Have you seen any changes in H&M’s vision over the years?

This change is most obvious in our internally-communicated vision. Our vision used to be about becoming the number one fashion destination in the world, now, however, it has changed to be the most loved design group in the world. What you can see, is there’s an emotional aspect in it;

we now want to be in the hearts of the people and not just in their shopping bags. We want to make our customers look good and also feel good.

Are there any H&M initiatives that come to mind regarding Purposeful Retail?

There are two prominent ones that come to mind. At the moment, we are focussing on the need to be more local and we are developing new store concepts with this in mind. On top of that, I think a H&M neighborhood store is one that is connected to its surroundings and one that plays a social role in the city, it should be part of a community and a place where people can connect and help each other. I am curious to see what we can do to give a H&M store a face in a local context.

This is how it might look like in the in-store cafè in Heidelberg.

We teamed up with Hans Reitz for another initiative to create an in-store café in Heidelberg. Every product in this café will be produced within an 80 km radius of the store — except for coffee! The coffee will come from farmers that are directly connected to us without many people in between. We receive their fantastic products and help them to develop their business in a partnership on eye level. For the whole café concept, we have an accountability circle and we aim to be seasonal, regional, social and sustainable.

In the age of digitalization, how are the values, needs, and behaviors of your customer changing?

In a globalized world, everyone needs to connect to something that is local and tangible. For example, going to the market on a Sunday and buying fruit and vegetables. Co-creation is also very important — to take people and customers into our design process and allow them to create their own products.
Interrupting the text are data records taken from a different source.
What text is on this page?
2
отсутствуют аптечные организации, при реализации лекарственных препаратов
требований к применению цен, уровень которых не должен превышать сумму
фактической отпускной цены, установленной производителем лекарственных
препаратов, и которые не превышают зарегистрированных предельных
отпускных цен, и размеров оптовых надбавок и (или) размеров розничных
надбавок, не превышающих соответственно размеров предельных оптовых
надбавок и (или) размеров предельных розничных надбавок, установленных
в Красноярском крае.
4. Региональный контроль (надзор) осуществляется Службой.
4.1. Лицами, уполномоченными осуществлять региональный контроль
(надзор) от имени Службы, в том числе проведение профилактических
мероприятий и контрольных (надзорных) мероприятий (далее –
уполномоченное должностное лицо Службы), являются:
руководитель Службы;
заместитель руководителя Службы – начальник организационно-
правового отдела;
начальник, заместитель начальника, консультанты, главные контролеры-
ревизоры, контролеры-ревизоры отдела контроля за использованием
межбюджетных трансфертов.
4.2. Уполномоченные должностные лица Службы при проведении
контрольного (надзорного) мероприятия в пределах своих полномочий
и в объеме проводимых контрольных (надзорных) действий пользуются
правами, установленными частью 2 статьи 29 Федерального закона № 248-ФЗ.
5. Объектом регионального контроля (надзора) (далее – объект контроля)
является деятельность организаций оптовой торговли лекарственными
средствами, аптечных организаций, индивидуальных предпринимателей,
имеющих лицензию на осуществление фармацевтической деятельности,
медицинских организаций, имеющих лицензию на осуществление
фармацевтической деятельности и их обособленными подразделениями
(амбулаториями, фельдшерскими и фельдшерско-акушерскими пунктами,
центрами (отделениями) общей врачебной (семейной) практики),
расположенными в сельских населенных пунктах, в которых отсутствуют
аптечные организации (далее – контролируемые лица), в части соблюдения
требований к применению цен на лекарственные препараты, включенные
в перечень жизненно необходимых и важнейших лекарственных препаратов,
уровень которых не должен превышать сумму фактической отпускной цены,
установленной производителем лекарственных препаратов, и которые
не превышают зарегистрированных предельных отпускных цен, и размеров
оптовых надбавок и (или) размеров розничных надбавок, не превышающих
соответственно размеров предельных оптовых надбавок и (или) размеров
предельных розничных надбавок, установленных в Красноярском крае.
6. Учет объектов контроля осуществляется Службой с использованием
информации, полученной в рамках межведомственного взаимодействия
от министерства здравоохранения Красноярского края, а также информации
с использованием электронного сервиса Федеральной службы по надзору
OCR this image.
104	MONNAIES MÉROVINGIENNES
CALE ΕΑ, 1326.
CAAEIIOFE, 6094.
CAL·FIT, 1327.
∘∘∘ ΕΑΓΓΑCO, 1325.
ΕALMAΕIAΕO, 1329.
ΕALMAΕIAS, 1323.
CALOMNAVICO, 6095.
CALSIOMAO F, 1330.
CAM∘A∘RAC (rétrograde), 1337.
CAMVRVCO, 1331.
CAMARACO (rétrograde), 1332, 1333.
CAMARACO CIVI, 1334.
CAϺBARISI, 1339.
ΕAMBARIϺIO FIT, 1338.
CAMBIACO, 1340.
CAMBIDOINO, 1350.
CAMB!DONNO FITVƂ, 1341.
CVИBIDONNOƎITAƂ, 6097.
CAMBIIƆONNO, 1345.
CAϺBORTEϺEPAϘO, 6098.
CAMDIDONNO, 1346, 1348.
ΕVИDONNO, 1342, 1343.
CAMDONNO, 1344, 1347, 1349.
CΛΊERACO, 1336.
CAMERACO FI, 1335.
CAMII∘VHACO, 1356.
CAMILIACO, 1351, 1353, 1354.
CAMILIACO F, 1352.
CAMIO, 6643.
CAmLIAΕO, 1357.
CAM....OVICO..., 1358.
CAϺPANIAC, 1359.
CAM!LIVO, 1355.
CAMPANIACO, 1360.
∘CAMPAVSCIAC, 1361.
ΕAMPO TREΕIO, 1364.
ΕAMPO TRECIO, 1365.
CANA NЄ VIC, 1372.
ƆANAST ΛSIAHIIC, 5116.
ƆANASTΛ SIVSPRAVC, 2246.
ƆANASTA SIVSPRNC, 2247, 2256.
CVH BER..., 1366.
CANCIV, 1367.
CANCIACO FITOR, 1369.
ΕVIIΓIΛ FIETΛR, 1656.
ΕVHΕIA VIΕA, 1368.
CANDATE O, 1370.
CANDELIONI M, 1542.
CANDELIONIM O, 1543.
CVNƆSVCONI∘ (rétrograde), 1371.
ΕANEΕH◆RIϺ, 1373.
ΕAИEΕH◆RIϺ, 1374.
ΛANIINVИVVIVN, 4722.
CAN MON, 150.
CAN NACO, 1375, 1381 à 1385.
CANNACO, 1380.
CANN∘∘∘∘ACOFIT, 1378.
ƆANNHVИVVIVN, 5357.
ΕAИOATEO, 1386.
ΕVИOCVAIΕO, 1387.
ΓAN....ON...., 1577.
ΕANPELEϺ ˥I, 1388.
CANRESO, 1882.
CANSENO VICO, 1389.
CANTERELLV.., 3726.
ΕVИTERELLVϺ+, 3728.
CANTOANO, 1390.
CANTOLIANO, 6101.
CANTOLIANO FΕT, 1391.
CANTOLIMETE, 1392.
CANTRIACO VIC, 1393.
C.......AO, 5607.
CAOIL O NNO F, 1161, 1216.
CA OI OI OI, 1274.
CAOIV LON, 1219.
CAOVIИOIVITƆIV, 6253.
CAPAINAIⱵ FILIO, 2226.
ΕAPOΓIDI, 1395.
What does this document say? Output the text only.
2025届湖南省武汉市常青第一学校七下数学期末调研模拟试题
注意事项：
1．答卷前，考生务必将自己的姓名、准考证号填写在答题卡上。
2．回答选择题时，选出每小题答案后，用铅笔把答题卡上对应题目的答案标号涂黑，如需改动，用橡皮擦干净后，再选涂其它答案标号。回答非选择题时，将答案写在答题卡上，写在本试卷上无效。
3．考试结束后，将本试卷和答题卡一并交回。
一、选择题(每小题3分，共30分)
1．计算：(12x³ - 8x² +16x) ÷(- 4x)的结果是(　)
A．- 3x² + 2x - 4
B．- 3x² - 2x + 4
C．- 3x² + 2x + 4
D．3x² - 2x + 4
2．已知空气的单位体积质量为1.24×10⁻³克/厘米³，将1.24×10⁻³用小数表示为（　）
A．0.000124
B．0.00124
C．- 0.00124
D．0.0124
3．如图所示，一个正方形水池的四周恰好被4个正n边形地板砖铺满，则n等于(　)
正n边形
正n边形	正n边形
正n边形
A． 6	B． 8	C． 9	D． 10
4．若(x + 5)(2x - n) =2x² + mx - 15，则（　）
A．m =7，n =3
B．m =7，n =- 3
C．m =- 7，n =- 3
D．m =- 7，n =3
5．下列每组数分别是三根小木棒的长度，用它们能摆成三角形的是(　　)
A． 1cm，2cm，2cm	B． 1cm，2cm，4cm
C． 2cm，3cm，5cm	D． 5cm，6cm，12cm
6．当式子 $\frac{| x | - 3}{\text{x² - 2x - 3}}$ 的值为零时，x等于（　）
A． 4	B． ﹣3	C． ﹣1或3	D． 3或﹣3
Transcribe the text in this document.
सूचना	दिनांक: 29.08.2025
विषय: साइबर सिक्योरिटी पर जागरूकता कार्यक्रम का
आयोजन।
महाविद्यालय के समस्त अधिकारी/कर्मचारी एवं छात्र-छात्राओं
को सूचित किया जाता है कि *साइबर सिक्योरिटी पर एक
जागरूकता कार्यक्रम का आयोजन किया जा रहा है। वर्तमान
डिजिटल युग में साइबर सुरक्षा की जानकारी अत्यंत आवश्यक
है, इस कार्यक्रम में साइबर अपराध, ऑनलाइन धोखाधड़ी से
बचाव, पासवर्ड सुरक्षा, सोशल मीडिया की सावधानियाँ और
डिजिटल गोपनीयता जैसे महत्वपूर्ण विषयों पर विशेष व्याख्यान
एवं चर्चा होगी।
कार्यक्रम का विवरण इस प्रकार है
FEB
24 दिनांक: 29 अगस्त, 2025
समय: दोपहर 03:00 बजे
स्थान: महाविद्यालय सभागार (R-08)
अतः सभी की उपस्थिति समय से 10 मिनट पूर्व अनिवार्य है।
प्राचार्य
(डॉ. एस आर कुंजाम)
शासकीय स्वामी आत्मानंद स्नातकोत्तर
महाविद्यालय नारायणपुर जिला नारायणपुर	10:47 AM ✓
We are also seeing more strong and empowered customers who are really looking for something beyond the in-store experience.

I think all in all as a society we are opting for more meaningful choices and more sustainable consumption. We have to.

This needs to be reflected in a company’s offer and is also a great opportunity to have an impact on the way we act as consumers.

Also, it’s not just about reaching out to the customer with Big Data and AI and speaking precisely to their needs, but it’s also about engaging with things like diversity, culture and sometimes even politics. I think brands in the future need to take a stand on topical issues.